Vickie talks about why her family may join the flow south. Immigration officials started deportation proceedings against her after they found she used a false Social Security number. She was held in jail for 17 days. Her husband was still in detention when she was interviewed. She lost a job because her boss worried her return would bring attention from authorities “and nobody there has papers.” In a tough economy, it’s hard for her to find other work —and as a noncitizen she does not qualify for welfare or unemployment benefits.
Aaron Tarin, her immigration attorney, says if Vickie chose to fight deportation, the lengthy process would allow her and her husband to stay in the country for another four years or so — and gain permission to work legally during that time. While they would probably lose eventually, it could buy time in the hope that changes in the law might help them.
But Vickie says they have had enough. She’s tired of always worrying about immigration officials; frustrated with the tense relations fueled by politicians seeking tougher enforcement; and worried about the bad economy.
That makes her want to go home, even though she says her family will likely face poverty because most jobs in Mexico go to people who are much younger.
Jeffrey Passel, author of the most recent Pew report, said the flow of illegal immigration nationally is down and may have reversed for the first time in two decades probably because the recession has destroyed jobs and because border security has been beefed up in recent years.
On the enforcement side, records from the Transactional Records Access Clearinghouse at Syracuse University show that deportations in Utah increased from about 800 in 2006 to about 2,400 in 2009 (and 2,043 through September of this year). It also said voluntary departures from Utah increased from about 50 in 2005 to about 360 in 2009 (and 371 through September of this year).
On the economic side, University of Utah research economist Pam Perlich says, “Since the job market has gotten really bad, there’s no economic incentive to come.”
The Pew study suggests that those undocumented immigrants who are returning home tend to have come from Central and South America — but Mexicans tend more often to stay here.
“That’s because they have multigenerational systems of support here,” Perlich said. Many undocumented immigrants who are Mexican have relatives here and can stay with them to save money when times are tough.

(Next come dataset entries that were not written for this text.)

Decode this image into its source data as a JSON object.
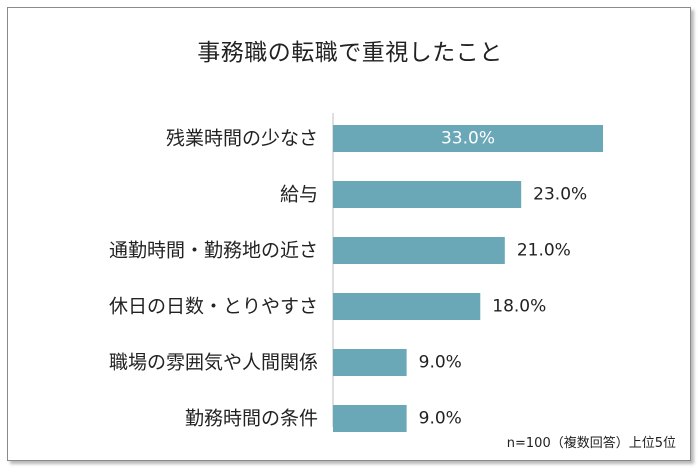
{
  "chart_data": {
    "type": "bar",
    "orientation": "horizontal",
    "title": "事務職の転職で重視したこと",
    "categories": [
      "残業時間の少なさ",
      "給与",
      "通勤時間・勤務地の近さ",
      "休日の日数・とりやすさ",
      "職場の雰囲気や人間関係",
      "勤務時間の条件"
    ],
    "values": [
      33.0,
      23.0,
      21.0,
      18.0,
      9.0,
      9.0
    ],
    "value_labels": [
      "33.0%",
      "23.0%",
      "21.0%",
      "18.0%",
      "9.0%",
      "9.0%"
    ],
    "xlim": [
      0,
      36
    ],
    "bar_color": "#6aa8b8",
    "grid": false,
    "legend": "none"
  },
  "footnote": "n=100（複数回答）上位5位"
}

People from Central and South America tend not to have that system of help, Perlich said, so they are more likely to return home when they cannot find jobs. On the other hand, she said people who emigrated illegally from Africa or Asia tend to stay because the cost of transportation home is so high.
Perlich said a paradox may keep Mexicans from returning home: tougher border controls.
“Increased enforcement has made it more dangerous to move back and forth,” she said. “So many hunker down and stay put here.”
The most recent estimates from Pew say about 3.9 percent of Utah’s population is made up of immigrants here illegally (110,000 out of a population of 2.78 million). It also says about 4.9 percent of the Utah labor force is undocumented (about 70,000 out of 1.38 million).
Perlich says those numbers are “far from a flood” of illegal immigration. But a flood or a trickle may be in the eye of the beholder. While the numbers of undocumented immigrants may be declining now, they rose significantly from 1990 to the beginning of the recession.
Pew estimates that Utah had 15,000 immigrants here illegally in 1990, 95,000 by 2005 and peaked at 120,000 in 2008. Then it estimates the number dipped in 2009 to 110,000 as the recession deepened — roughly the population of Provo.